Le président centrafricain François Bozizé (à droite) et le représentant de la Seleka Michel Djotodia, le 11 janvier 2013 à Libreville, au Gabon.
© AFP PHOTO / STEVE JORDAN

La rébellion de la Seleka «retient» toujours avec elle cinq ministres du gouvernement d'union nationale qui sont également des responsables rebelles, et a lancé un ultimatum de 72 heures aux autorités leur demandant de respecter un certain nombre de revendications dont certaines déjà anciennes et d'autres neuves. La présidence centrafricaine a d'ores et déjà répondu que les points compris dans l'accord Libreville pourraient être pris en considération mais que les autres devraient faire l'objet de nouvelles discussions. Certains observateurs internationaux ne cachent pas leur irritation sur le comportement des rebelles.

A plusieurs reprises, déjà, les rebelles de la Seleka ont eu l'occasion de manifester leur mécontentement sur la façon dont les accords de Libreville sont appliqués, et de présenter une série de revendications : libération des prisonniers politiques, reconnaissance des grades obtenus au sein de la Seleka, départ des troupes sud-africaines du territoire national.

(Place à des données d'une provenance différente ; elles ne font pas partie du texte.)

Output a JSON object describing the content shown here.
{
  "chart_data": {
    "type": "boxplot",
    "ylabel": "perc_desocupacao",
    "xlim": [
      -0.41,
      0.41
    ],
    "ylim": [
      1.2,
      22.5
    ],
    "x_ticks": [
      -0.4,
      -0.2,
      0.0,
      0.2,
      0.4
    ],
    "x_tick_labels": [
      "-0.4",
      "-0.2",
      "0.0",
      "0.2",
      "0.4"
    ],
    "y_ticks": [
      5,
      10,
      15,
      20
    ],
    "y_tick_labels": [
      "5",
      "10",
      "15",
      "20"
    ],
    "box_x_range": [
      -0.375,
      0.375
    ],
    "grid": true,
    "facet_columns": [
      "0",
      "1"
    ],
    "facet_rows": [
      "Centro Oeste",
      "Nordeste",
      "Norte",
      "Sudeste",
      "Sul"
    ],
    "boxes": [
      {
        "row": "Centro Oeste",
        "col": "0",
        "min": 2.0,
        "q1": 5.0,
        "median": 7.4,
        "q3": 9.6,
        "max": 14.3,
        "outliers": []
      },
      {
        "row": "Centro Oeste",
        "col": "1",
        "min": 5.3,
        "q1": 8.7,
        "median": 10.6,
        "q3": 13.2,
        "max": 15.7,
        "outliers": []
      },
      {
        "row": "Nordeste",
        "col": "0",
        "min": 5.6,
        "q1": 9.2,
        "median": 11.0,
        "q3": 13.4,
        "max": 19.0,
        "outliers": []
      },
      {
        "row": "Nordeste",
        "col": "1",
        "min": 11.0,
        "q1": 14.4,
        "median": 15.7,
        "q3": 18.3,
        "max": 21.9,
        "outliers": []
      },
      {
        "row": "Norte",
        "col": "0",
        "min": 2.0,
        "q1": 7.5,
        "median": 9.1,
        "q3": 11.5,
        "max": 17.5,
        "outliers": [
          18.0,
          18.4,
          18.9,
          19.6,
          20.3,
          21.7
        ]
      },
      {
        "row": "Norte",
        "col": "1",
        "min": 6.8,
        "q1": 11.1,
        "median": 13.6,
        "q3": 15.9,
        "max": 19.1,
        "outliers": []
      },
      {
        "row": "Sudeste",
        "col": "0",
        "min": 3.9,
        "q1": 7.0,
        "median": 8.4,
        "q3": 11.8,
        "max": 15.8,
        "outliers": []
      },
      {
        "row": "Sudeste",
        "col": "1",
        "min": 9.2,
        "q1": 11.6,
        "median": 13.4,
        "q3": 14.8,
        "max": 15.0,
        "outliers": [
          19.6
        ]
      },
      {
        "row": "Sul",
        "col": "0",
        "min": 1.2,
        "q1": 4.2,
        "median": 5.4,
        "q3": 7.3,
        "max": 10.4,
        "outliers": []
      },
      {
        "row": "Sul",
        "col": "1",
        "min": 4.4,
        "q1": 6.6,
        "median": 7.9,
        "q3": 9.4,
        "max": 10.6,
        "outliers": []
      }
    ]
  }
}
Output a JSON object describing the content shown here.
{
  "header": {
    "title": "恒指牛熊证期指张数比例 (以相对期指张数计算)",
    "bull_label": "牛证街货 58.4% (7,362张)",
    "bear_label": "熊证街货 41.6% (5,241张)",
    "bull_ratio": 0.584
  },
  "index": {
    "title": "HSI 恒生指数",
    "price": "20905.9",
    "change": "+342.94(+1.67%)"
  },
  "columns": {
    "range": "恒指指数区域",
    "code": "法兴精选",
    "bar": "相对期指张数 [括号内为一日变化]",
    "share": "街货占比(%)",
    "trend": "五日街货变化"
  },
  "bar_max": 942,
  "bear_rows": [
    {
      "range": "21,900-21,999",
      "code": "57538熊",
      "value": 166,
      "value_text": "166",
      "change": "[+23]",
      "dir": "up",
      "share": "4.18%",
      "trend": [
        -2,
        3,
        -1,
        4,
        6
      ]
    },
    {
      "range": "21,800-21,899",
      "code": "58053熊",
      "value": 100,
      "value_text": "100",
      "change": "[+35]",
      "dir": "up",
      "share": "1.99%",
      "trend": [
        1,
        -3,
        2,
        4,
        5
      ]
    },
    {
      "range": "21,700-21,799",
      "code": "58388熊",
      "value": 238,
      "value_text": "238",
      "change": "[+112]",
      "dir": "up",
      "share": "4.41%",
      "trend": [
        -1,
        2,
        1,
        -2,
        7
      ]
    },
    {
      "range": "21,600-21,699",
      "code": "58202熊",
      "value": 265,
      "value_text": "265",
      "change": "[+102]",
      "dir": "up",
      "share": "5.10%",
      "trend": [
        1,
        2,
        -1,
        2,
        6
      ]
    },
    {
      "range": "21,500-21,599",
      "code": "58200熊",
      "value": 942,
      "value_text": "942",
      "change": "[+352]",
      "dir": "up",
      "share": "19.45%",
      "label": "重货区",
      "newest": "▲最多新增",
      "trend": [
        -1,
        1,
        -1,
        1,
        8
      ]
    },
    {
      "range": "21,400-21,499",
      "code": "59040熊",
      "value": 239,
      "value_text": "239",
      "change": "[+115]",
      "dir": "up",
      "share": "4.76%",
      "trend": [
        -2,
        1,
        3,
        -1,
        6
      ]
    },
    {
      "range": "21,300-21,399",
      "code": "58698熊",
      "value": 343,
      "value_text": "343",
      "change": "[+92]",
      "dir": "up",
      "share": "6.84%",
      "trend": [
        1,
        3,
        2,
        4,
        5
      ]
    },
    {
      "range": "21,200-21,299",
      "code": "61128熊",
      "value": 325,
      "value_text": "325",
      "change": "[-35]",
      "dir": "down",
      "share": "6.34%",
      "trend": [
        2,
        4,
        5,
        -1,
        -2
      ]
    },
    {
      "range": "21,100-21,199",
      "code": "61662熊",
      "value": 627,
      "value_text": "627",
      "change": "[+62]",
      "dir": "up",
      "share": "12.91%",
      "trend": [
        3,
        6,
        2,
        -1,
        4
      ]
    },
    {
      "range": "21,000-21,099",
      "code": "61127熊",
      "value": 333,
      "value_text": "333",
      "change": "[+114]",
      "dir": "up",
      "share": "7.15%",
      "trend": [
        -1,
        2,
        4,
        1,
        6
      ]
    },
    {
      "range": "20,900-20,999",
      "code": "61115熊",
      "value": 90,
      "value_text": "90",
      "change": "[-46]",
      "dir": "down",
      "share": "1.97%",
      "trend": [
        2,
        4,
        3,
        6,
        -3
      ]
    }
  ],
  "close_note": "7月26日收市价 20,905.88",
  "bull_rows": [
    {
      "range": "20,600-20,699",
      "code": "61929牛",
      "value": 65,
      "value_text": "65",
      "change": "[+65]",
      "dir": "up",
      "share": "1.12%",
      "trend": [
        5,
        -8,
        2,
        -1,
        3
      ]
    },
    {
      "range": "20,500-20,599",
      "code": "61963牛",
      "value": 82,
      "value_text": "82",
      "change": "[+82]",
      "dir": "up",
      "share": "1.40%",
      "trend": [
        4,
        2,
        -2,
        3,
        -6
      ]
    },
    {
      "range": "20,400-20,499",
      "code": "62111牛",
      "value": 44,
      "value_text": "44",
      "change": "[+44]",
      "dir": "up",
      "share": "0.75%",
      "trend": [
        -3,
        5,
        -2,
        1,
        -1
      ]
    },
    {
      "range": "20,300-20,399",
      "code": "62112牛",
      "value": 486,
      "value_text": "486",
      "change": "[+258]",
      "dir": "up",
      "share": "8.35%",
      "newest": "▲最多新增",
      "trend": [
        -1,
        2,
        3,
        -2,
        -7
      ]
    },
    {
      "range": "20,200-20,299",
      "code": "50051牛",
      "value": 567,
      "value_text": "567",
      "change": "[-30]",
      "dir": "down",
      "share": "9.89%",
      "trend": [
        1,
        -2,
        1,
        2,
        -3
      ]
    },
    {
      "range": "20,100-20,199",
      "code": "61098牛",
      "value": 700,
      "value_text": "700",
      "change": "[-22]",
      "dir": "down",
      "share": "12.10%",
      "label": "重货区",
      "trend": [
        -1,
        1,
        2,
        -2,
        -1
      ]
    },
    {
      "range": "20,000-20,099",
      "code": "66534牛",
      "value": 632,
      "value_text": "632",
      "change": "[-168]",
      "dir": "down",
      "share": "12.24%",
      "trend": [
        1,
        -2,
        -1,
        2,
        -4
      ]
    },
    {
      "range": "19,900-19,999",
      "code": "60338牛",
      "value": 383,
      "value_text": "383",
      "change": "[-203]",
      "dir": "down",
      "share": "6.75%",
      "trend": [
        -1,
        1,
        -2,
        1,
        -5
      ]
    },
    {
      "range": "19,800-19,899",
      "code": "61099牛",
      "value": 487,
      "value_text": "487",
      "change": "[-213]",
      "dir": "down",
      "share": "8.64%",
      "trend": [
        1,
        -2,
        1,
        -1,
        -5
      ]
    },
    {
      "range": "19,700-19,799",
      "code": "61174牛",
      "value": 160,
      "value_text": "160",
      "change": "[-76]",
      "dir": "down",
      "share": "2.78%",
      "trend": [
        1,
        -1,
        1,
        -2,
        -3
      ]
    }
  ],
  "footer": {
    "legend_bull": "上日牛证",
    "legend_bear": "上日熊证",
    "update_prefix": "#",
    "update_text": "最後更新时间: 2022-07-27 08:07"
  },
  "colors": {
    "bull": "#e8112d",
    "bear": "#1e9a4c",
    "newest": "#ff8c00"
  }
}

Ce sont ces revendications qu'ils ont réaffirmées dimanche 17 mars en en ajoutant d'autres, comme l'installation à Bangui de 2 000 de leurs hommes pour assurer, disent-ils, la sécurité des responsables rebelles.

Cette nouvelle sortie pousse un observateur international à la limite de l'exaspération : « Les rebelles manquent de sérieux. Ils ne peuvent pas présenter des revendications qui changent au gré des humeurs des uns et autres. »

« Il y a des radicaux des deux côtés »

« Sur l'application des accords de Libreville, poursuit cette source, la Seleka parle de libération des prisonniers politiques mais n'a jamais dit combien et qui. Les rebelles réclament le départ des Sud-Africains mais eux-mêmes ne sont pas revenus sur leur position initiale comme le réclamaient les accords. Ils n'ont guère fait plus que de se déplacer de Damara à Sibut. »

Le camp du président François Bozizé, pour autant, n'est pas non plus allé très loin dans la mise en œuvre du texte. « Il y a des faucons, des radicaux des deux côtés qui empêchent la bonne application des accords », reconnaît un homme politique de la majorité présidentielle.